Let’s now take a look at hedge fund activity in other stocks similar to Fitbit Inc (NYSE:FIT). These stocks are Sapiens International Corporation N.V. (NASDAQ:SPNS), Dicerna Pharmaceuticals Inc (NASDAQ:DRNA), Griffon Corporation (NYSE:GFF), and Abercrombie & Fitch Co. (NYSE:ANF). This group of stocks’ market valuations are closest to FIT’s market valuation.
Ticker | No of HFs with positions | Total Value of HF Positions (x1000) | Change in HF Position |
---|---|---|---|
SPNS | 8 | 28907 | 0 |
DRNA | 20 | 247941 | 4 |
GFF | 13 | 131406 | 4 |
ANF | 19 | 64845 | -7 |
Average | 15 | 118275 | 0.25 |
View table here if you experience formatting issues.
As you can see these stocks had an average of 15 hedge funds with bullish positions and the average amount invested in these stocks was $118 million.

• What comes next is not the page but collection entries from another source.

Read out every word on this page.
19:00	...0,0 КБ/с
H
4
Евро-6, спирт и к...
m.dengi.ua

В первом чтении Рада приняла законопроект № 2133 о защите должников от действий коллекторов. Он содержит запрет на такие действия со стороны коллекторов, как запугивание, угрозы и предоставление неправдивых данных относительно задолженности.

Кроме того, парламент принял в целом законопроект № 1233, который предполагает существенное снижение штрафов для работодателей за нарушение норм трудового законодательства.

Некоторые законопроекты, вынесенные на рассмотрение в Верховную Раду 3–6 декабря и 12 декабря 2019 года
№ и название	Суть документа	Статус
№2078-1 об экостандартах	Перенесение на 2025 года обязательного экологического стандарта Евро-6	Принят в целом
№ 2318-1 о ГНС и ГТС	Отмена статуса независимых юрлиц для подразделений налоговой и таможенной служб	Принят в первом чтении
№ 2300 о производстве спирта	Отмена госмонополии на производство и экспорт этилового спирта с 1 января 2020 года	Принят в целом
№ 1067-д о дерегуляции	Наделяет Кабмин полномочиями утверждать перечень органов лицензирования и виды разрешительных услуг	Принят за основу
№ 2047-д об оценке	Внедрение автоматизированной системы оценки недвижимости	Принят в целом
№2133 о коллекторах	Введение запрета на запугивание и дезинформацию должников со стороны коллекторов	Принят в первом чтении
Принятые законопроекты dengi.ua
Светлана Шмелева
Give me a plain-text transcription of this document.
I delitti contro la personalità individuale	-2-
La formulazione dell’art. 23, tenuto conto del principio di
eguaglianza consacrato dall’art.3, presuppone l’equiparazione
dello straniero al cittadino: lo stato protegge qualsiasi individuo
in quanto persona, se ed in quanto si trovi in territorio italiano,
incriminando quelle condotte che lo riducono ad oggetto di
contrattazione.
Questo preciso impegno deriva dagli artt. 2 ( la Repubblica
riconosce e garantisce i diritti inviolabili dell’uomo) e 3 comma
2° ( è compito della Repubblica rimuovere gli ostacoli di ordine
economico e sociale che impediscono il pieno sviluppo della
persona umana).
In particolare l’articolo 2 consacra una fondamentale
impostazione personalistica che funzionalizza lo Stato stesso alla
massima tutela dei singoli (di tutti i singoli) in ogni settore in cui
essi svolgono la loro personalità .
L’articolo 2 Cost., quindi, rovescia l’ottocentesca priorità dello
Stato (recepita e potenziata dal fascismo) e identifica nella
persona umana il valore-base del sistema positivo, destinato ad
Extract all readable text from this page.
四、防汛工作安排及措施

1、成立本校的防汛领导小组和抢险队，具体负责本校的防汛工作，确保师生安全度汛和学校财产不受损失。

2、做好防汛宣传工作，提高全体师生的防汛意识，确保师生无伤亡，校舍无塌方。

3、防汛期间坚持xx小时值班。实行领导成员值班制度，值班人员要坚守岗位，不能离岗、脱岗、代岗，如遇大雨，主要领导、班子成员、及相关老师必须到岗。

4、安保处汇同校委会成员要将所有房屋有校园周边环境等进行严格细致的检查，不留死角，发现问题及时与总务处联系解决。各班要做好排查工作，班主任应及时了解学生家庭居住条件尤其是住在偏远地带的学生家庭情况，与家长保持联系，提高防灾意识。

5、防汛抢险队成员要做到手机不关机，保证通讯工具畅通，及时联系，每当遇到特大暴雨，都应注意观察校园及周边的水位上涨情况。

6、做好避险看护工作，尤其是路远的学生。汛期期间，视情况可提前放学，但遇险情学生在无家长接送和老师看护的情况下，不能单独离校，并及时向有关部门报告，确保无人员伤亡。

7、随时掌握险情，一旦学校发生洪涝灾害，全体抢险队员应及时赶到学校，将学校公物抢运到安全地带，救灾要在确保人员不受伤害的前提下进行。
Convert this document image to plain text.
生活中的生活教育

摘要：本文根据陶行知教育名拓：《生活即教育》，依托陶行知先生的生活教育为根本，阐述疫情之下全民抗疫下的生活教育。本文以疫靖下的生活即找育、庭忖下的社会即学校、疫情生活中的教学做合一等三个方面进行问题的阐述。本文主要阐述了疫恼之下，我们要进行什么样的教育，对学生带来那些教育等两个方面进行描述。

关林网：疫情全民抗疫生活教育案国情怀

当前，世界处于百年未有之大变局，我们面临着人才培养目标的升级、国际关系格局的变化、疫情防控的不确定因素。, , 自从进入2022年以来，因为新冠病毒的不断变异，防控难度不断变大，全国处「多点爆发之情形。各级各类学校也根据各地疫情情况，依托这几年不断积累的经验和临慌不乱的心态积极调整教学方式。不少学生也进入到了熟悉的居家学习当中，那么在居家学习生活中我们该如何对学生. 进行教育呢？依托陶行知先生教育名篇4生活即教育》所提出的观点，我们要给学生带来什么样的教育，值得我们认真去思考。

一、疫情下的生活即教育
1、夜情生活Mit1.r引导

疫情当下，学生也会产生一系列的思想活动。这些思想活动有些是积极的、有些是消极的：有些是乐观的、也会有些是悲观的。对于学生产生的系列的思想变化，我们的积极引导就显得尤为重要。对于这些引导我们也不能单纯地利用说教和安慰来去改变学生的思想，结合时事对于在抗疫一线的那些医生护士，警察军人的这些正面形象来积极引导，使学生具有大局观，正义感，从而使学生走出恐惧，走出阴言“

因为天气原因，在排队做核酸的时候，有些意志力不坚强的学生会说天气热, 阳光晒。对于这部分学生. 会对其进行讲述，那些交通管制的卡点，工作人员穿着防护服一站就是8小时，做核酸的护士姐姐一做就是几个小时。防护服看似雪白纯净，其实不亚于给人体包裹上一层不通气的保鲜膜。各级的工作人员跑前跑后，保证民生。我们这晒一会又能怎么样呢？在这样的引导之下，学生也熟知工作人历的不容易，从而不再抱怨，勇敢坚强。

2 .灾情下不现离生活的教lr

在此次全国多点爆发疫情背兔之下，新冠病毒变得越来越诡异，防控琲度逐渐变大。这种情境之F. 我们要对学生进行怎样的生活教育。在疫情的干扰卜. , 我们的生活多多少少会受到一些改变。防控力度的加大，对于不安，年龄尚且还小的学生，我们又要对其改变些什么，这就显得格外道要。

That figure was $69 million in FIT’s case. Dicerna Pharmaceuticals Inc (NASDAQ:DRNA) is the most popular stock in this table. On the other hand Sapiens International Corporation N.V. (NASDAQ:SPNS) is the least popular one with only 8 bullish hedge fund positions. Fitbit Inc (NYSE:FIT) is not the least popular stock in this group but hedge fund interest is still below average. Our calculations showed that top 20 most popular stocks among hedge funds returned 37.4% in 2019 through the end of November and outperformed the S&P 500 ETF (SPY) by 9.9 percentage points. A small number of hedge funds were also right about betting on FIT as the stock returned 82.7% during the first two months of Q4 and outperformed the market by an even larger margin.